Professional athletes earn their wealth very quickly and at young ages, and they sometimes spend it even faster. Their careers can also end before they know it. Nearly 80% of NFL players experience financial stress or even bankruptcy after retirement, 40% of UK professional footballers go bankrupt five years after retirement, and MLB players file for bankruptcy at four times the rate of non-athletes, according to a recent Wells Fargo report

“With stats like that, professional athletes need to take their financial planning seriously,” said Frederick Blue, head of new business development at Wells Fargo Wealth and Investment Management. Advisors need to be well aware of the complexities of athletes’ income streams, tax obligations, and personalized insurance strategies if they want their financial plans to succeed.

Free Agent

A major problem for athletes is divorce. The major life event can have huge financial implications on anyone, and roughly a third of US marriages end in break-ups, according to the latest figures from the Centers for Disease Control. The divorce rate for athletes is significantly higher, between 60% and 80%, per Wells Fargo. 

“Athletes are required to travel a lot, their schedules can be unpredictable, and they often become public figures, which can add challenges to a relationship,” Blue told Advisor Upside, adding that premarital agreements are something advisors should always recommend to their athlete clients.

But, it’s not just ex-spouses that can erode an athlete’s net worth. With federal tax rates of 37% at the top income bracket, on top of some state rates that exceed 10%, athletes might find themselves paying nearly half of what they make to various authorities, the Wells Fargo study found.
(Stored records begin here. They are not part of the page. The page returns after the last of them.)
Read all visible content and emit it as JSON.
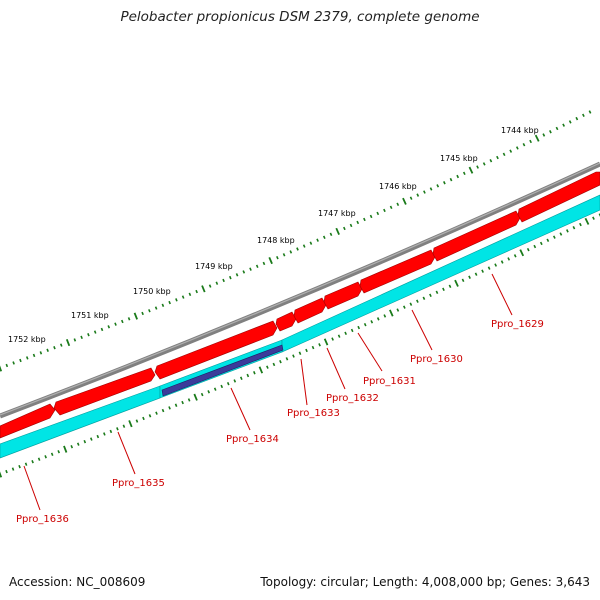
{
  "header": {
    "title": "Pelobacter propionicus DSM 2379, complete genome"
  },
  "footer": {
    "accession": "Accession: NC_008609",
    "summary": "Topology: circular; Length: 4,008,000 bp; Genes: 3,643"
  },
  "ruler": {
    "labels": [
      "1752 kbp",
      "1751 kbp",
      "1750 kbp",
      "1749 kbp",
      "1748 kbp",
      "1747 kbp",
      "1746 kbp",
      "1745 kbp",
      "1744 kbp"
    ],
    "color": "#1a7a1a"
  },
  "genes": [
    {
      "name": "Ppro_1636"
    },
    {
      "name": "Ppro_1635"
    },
    {
      "name": "Ppro_1634"
    },
    {
      "name": "Ppro_1633"
    },
    {
      "name": "Ppro_1632"
    },
    {
      "name": "Ppro_1631"
    },
    {
      "name": "Ppro_1630"
    },
    {
      "name": "Ppro_1629"
    }
  ],
  "colors": {
    "backbone": "#808080",
    "forward_genes": "#ff0000",
    "reverse_genes": "#00e5e5",
    "highlight_gene": "#3b3b9a",
    "gene_label": "#cc0000"
  }
}
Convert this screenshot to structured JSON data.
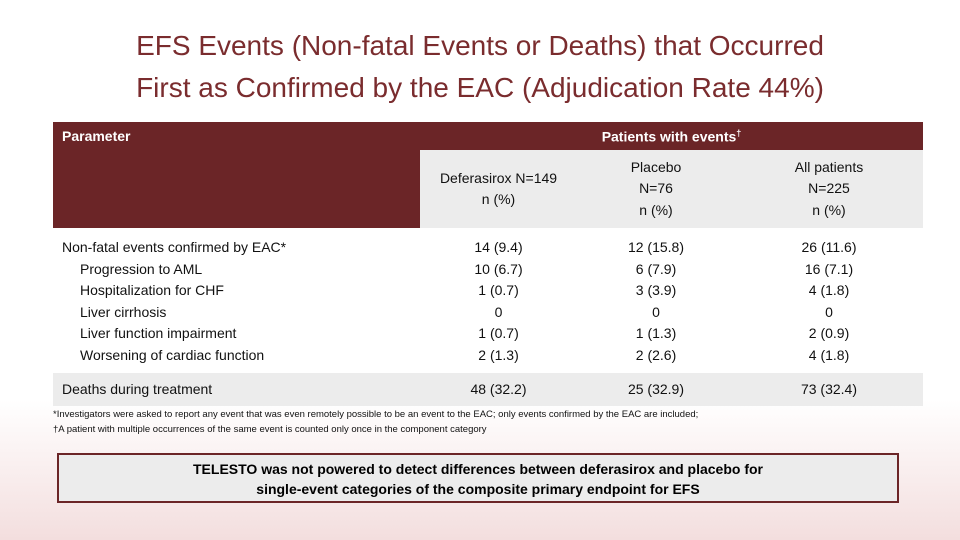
{
  "header": {
    "title": [
      "EFS Events (Non-fatal Events or Deaths) that Occurred",
      "First as Confirmed by the EAC (Adjudication Rate 44%)"
    ]
  },
  "table": {
    "parameter_header": "Parameter",
    "group_header": "Patients with events",
    "group_header_mark": "†",
    "columns": [
      [
        "Deferasirox N=149",
        "n (%)"
      ],
      [
        "Placebo",
        "N=76",
        "n (%)"
      ],
      [
        "All patients",
        "N=225",
        "n (%)"
      ]
    ],
    "rows": [
      [
        "Non-fatal events confirmed by EAC*",
        "14 (9.4)",
        "12 (15.8)",
        "26 (11.6)"
      ],
      [
        "Progression to AML",
        "10 (6.7)",
        "6 (7.9)",
        "16 (7.1)"
      ],
      [
        "Hospitalization for CHF",
        "1 (0.7)",
        "3 (3.9)",
        "4 (1.8)"
      ],
      [
        "Liver cirrhosis",
        "0",
        "0",
        "0"
      ],
      [
        "Liver function impairment",
        "1 (0.7)",
        "1 (1.3)",
        "2 (0.9)"
      ],
      [
        "Worsening of cardiac function",
        "2 (1.3)",
        "2 (2.6)",
        "4 (1.8)"
      ],
      [
        "Deaths during treatment",
        "48 (32.2)",
        "25 (32.9)",
        "73 (32.4)"
      ]
    ]
  },
  "footnotes": [
    "*Investigators were asked to report any event that was even remotely possible to be an event to the EAC; only events confirmed by the EAC are included;",
    "†A patient with multiple occurrences of the same event is counted only once in the component category"
  ],
  "callout": [
    "TELESTO was not powered to detect differences between deferasirox and placebo for",
    "single-event categories of the composite primary endpoint for EFS"
  ]
}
Most states also have a “jock tax,” which is applied to visiting athletes when they compete in away games. For a baseball player, that could mean having to file up to 25 returns each year. 

Advisors can lessen that shock — and overall tax obligations for athletes — by recommending they live in states with no income tax like Nevada, Florida, or Texas, the Wells Fargo study suggested.

Time In. Of course, the biggest factor influencing  an athlete’s finances is how long they stay in the game. The average person works for four to five decades, all the while building wealth and saving for retirement. The average NFL player’s career? About three years — and that’s if they don’t get hurt. 

Advisors need to work quickly, as they could have decades of retirement to plan for in a short amount of time, Blue said. “While being one of the best in their chosen sport may have gotten them to the big leagues, an unforeseen injury can alter their career and their financial horizon significantly,” he said.